Dit hebben we te danken aan de fundamentalisten: we moeten ons een nieuwe, sombere levensfilosofie eigen maken. Onbezorgdheid bestaat niet meer. Ze kunnen overal toeslaan, met gasflessen, een scherp mes of gewoon een auto die niet remt.
Vroeger was oorlog iets dat we vanop een veilige afstand bekeken. Nu krijgt je het cadeau bij een citytrip, zo lijkt het wel als je de beelden ziet van het bloed op de Ramblas.
Elke dag gebeurt er wel ergens een aanslag. Geen land of continent blijft gespaard. En het politiek-correcte heir voegt daar met een belerend vingertje aan toe dat dit de verdiende straf is voor onze koloniale misdaden. Of voor de Amerikaanse inval in Irak. Of voor de Israëlische politiek. Voor alles eigenlijk, voor wat we zijn.
Grotere betonblokken
Met dergelijke analyses, ingegeven door het eigen grote ideologische gelijk, schieten we weinig op. De drijfveer van terroristen die met een auto onschuldige toeristen neermaaien is niet te zoeken in welke verontwaardiging dan ook. Zelfs als alle haarden van onrecht in de wereld zouden gedoofd zijn, dan nog zouden de zelfverklaarde rekruten van IS doorgaan met hun dodelijke tochten. Fanatieke kruisvaarders die de wereld willen zuiveren van ongelovigen.
Het wordt ook net iets te repetitief om na de zoveelste aanslag met een krop in de keel te verkondigen dat ze onze manier van leven niet zullen veranderen, met een brandende kaars in de hand tegen bommen en granaten. En pluchen beertjes voor onze dode kindjes.
Het lijkt wel of we enkel preventief kunnen denken: meer legerpatrouilles op onze pleinen en grotere betonblokken in onze winkelstraten. De verdediging is de slechtste aanval.
We zijn even verwend als we naïef zijn. Verlamde lemmingen die niet weten hoe om te gaan met fanatici die hun leven veil hebben voor hun geloof en overtuiging. Salafisten zijn als religieuze nazi’s. Maar als iemand dan zegt dat dit oorlog is, dan stuiven we verschrikt weg. Churchill houdt niet op met zich om te draaien in zijn graf. Hoeveel meer ‘blood, sweat and tears’ kunnen we nog verdragen?
Het i-woord
Laten we toch eens ophouden ons in te houden.

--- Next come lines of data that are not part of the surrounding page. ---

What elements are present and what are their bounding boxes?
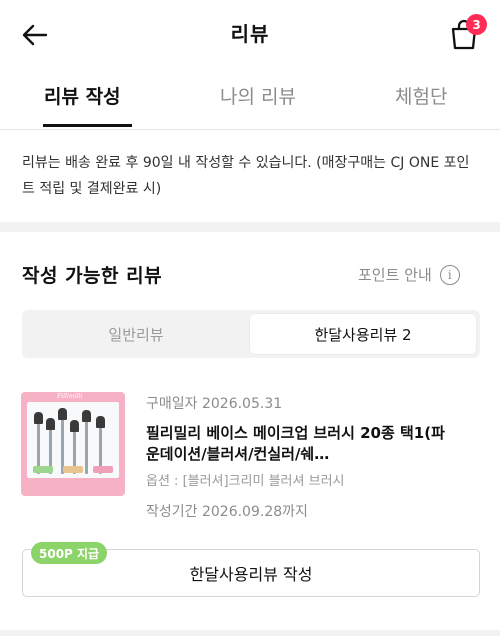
point-guide-link[interactable]: 포인트 안내 i bbox=[358, 264, 460, 285]
segment-monthly-review[interactable]: 한달사용리뷰 2 bbox=[250, 314, 476, 354]
point-reward-badge: 500P 지급 bbox=[31, 542, 108, 564]
thumbnail-brush-set bbox=[27, 402, 119, 478]
active-tab-indicator bbox=[43, 124, 132, 127]
purchase-date: 구매일자 2026.05.31 bbox=[146, 396, 283, 412]
cart-count-badge: 3 bbox=[466, 14, 487, 35]
app-header: 리뷰 3 bbox=[0, 0, 500, 68]
review-notice: 리뷰는 배송 완료 후 90일 내 작성할 수 있습니다. (매장구매는 CJ … bbox=[22, 155, 470, 197]
review-type-segment: 일반리뷰 한달사용리뷰 2 bbox=[22, 310, 480, 358]
color-swatch bbox=[63, 466, 83, 473]
page-title: 리뷰 bbox=[230, 22, 270, 46]
tab-my-reviews[interactable]: 나의 리뷰 bbox=[220, 82, 296, 109]
point-guide-label: 포인트 안내 bbox=[358, 266, 432, 284]
section-title: 작성 가능한 리뷰 bbox=[22, 265, 163, 287]
segment-general-review[interactable]: 일반리뷰 bbox=[22, 310, 250, 358]
tab-experience-group[interactable]: 체험단 bbox=[395, 82, 447, 109]
color-swatch bbox=[93, 466, 113, 473]
section-divider bbox=[0, 222, 500, 232]
brush-graphic bbox=[82, 410, 91, 474]
thumbnail-brand-logo: Fillimilli bbox=[57, 393, 83, 400]
review-period: 작성기간 2026.09.28까지 bbox=[146, 504, 308, 520]
tab-bar: 리뷰 작성 나의 리뷰 체험단 bbox=[0, 68, 500, 130]
product-thumbnail[interactable]: Fillimilli bbox=[21, 392, 125, 496]
bottom-divider bbox=[0, 630, 500, 636]
product-option: 옵션 : [블러셔]크리미 블러셔 브러시 bbox=[146, 474, 345, 489]
product-name[interactable]: 필리밀리 베이스 메이크업 브러시 20종 택1(파운데이션/블러셔/컨실러/쉐… bbox=[146, 423, 446, 465]
tab-write-review[interactable]: 리뷰 작성 bbox=[44, 82, 121, 109]
color-swatch bbox=[33, 466, 53, 473]
info-circle-icon: i bbox=[439, 264, 460, 285]
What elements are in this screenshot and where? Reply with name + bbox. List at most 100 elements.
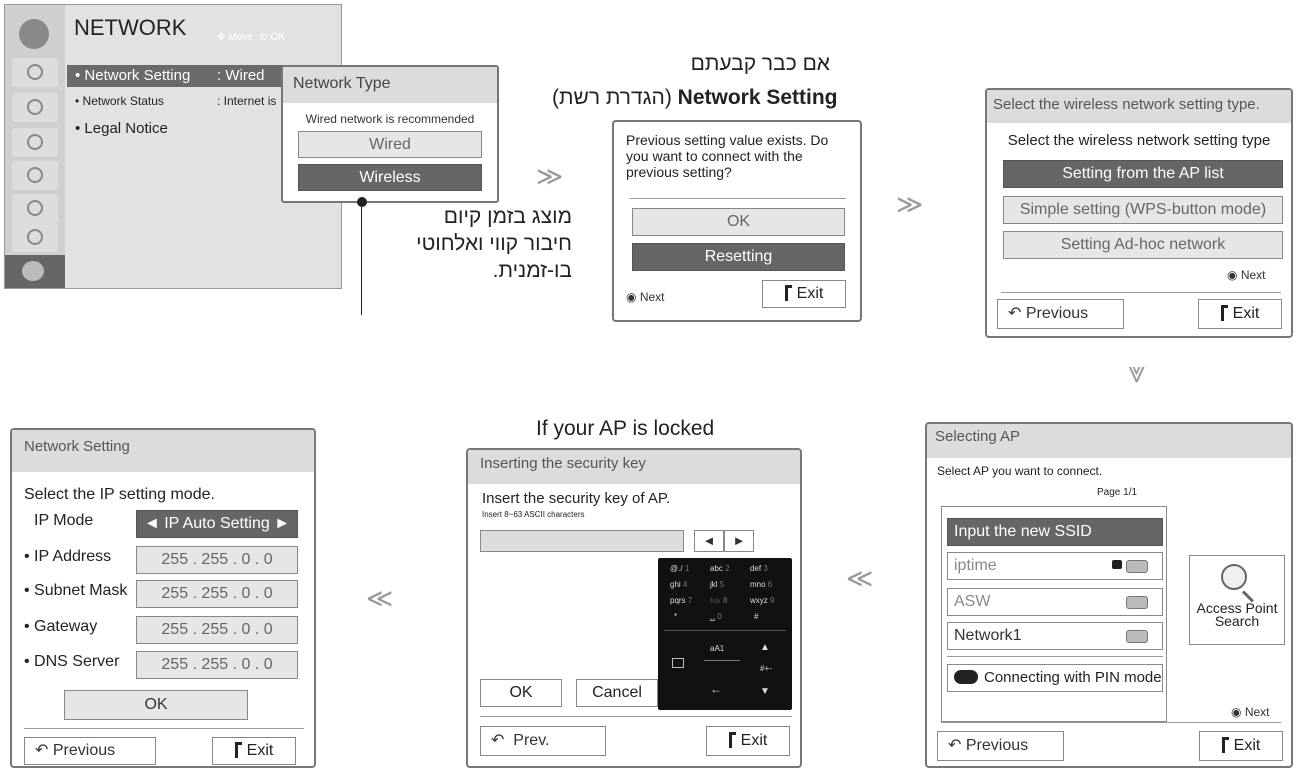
ip-address-field[interactable]: 255 . 255 . 0 . 0 bbox=[136, 546, 298, 574]
ap-list-option[interactable]: Setting from the AP list bbox=[1003, 160, 1283, 188]
dns-server-field[interactable]: 255 . 255 . 0 . 0 bbox=[136, 651, 298, 679]
resetting-button[interactable]: Resetting bbox=[632, 243, 845, 271]
lock-icon bbox=[1112, 560, 1122, 569]
lock-icon[interactable] bbox=[12, 194, 58, 223]
dialog-title: Inserting the security key bbox=[468, 450, 800, 484]
screen-icon[interactable] bbox=[12, 93, 58, 122]
picture-icon[interactable] bbox=[12, 58, 58, 87]
key-4[interactable]: ghi 4 bbox=[670, 580, 687, 589]
key-5[interactable]: jkl 5 bbox=[710, 580, 724, 589]
key-space[interactable]: ␣ 0 bbox=[710, 612, 722, 621]
case-key[interactable]: aA1 bbox=[710, 644, 724, 653]
previous-button[interactable]: ↶ Previous bbox=[937, 731, 1064, 761]
security-key-input[interactable] bbox=[480, 530, 684, 552]
ip-prompt: Select the IP setting mode. bbox=[24, 486, 215, 503]
backspace-key[interactable]: ← bbox=[710, 682, 722, 696]
menu-title: NETWORK bbox=[74, 15, 187, 40]
flow-arrow-right-icon: ≫ bbox=[896, 189, 924, 219]
time-icon[interactable] bbox=[12, 161, 58, 190]
exit-icon bbox=[784, 285, 792, 301]
wireless-type-prompt: Select the wireless network setting type bbox=[1007, 132, 1271, 149]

En luidop zeggen wat zelfs Obama nooit over zijn politiek-correcte lippen kreeg, om toch maar niemand te stigmatiseren: dat al dat onheil van een op hol geslagen godsdienst komt. Waarom knijpen we altijd onze billen dicht om toch maar geen religieuze gevoeligheden te bruuskeren? Vrijzinnigheid, atheïsme en Verlichting zijn stilaan scheldwoorden geworden. We noemen onszelf liever agnost dan te durven zeggen dat God niet meer is dan een menselijk verzinsel. Journalisten verzwijgen bewust het adjectief ‘islamitisch’ bij het substantief ’terrorist’; een opiniemaker zegt dat terroristen niet meer dan depressieve zelfmoordenaars zijn. Of amateurs, psychopaten, eenzame wolven… zeg maar wat. Alles om toch maar niet het i-woord te moeten gebruiken. Ik vraag me af wat die voorname denkers zullen verzinnen nu blijkt dat het in Spanje over een goed georganiseerde bende islamitische fundamentalisten ging.
We willen ons vooral niet superieur voordoen, zelfs niet tegenover barbaren. Vanuit een onbepaald schuldgevoel kastijden wij liever onszelf. De islamitische moordenaars van de Ramblas verachten ons om zoveel dwaze en blinde zwakheid. Door onze dubbelzinnigheid geven we hen vrij spel om nog meer verwarde jeugdige geesten te kapen.
‘Heb jij een beter idee dan?’ Mijn vrouw haalt me uit mijn donkere mijmering en ik vraag me af of ik mijn dochter wil zien vertrekken naar een land waar in één dag twee aanslagen zijn gebeurd. ‘Misschien is het in Ispahan op dit moment wel veiliger…’, antwoord ik.